SEMARANG – Jajaran Radio Republik Indonesia (RRI) Semarang, Kamis (4 Mei 2017) berkunjung ke Kantor Komisi Penyiaran Indonesia Daerah (KPID) Jawa Tengah. Kedatangan mereka dipimpin Kepala Lembaga Penyiaran Publik (LPP) RRI Stasiun Semarang Herman Zuhdi. Mereka diterima jajaran KPID Jawa Tengah yang dipimpin Ketua KPID Jawa Tengah Budi Setyo Purnomo.

Pertemuan digelar secara santai dan gayeng dengan diselingi diskusi. Materi diskusi terutama terkait dengan evaluasi dan prospek dunia penyiaran, terutama radio.

“RRI ingin bersinergis dengan berbagai pihak, termasuk KPID Jawa Tengah,”
 kata Hemarn Zuhdi.

Herman menyatakan RRI berkomitmen untuk menjadi lembaga penyiaran yang membentengi persatuan di Jawa Tengah. Isi siaran harus mendidik, mengandung nilai berita baik dan bisa menjadi pemersatu antar agama, etnis, suku dan budaya warga masyarakat.

Herman menambahkan, dalam menyiarkan informasi, RRI sangat mempertimbangkan nilai lokalitas hingga etnik. Lokalitas dan etnik menjadi sangat penting karena masing-masing memiliki budaya dan kekhasan sendiri-sendiri. Ia mencontohkan, aktivitas orang Jawa di pagi hari pasti akan berbeda-beda. Di dalam Jawa itu juga ada lokalitas di masing-masing daerah.

 “Lokus-lokus ini pasti akan berbeda-beda,” kata Herman.

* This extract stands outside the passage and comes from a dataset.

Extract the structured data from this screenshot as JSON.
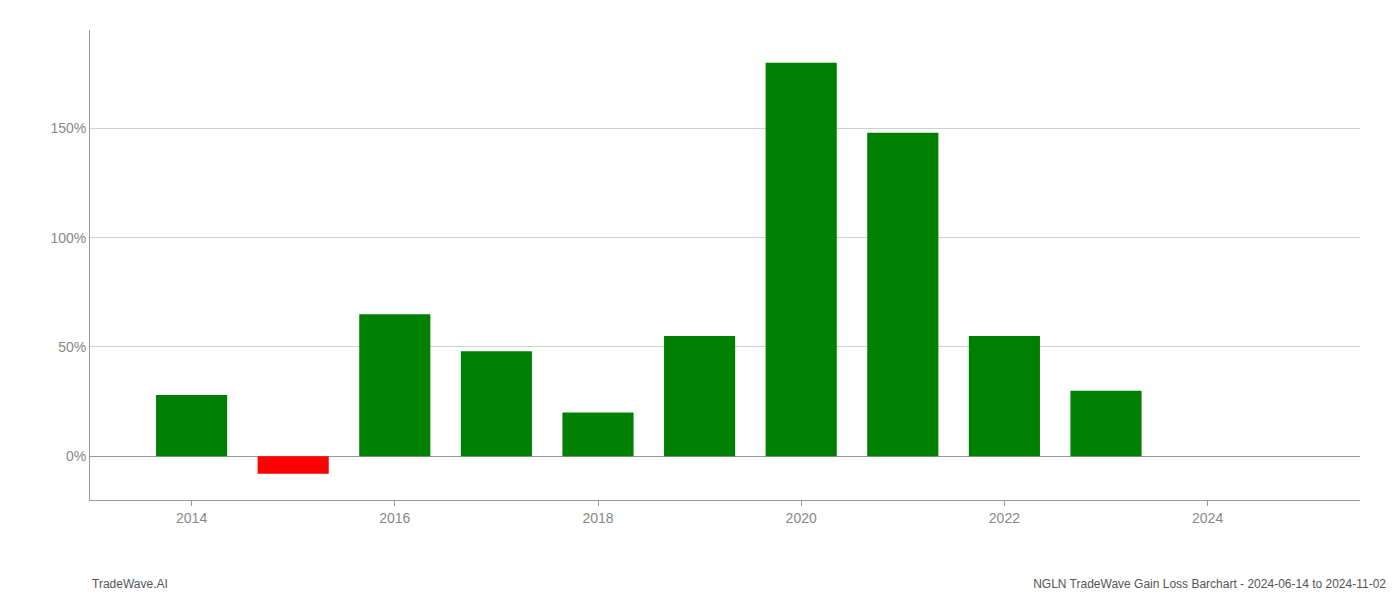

Untuk itulah, RRI akan mempertimbangkan etnik dan lokalitas itu dalam merumuskan program siaran.

Herman mengakaui bahwa program-program lokalitas seperti itu tak mesti bisa menghasilkan keuntungan. Namun, program itu harus dijalankan karena menjadi tanggungjawab moral agar warga Jawa Tengah bisa terus eksis di tengah gempuran budaya asing.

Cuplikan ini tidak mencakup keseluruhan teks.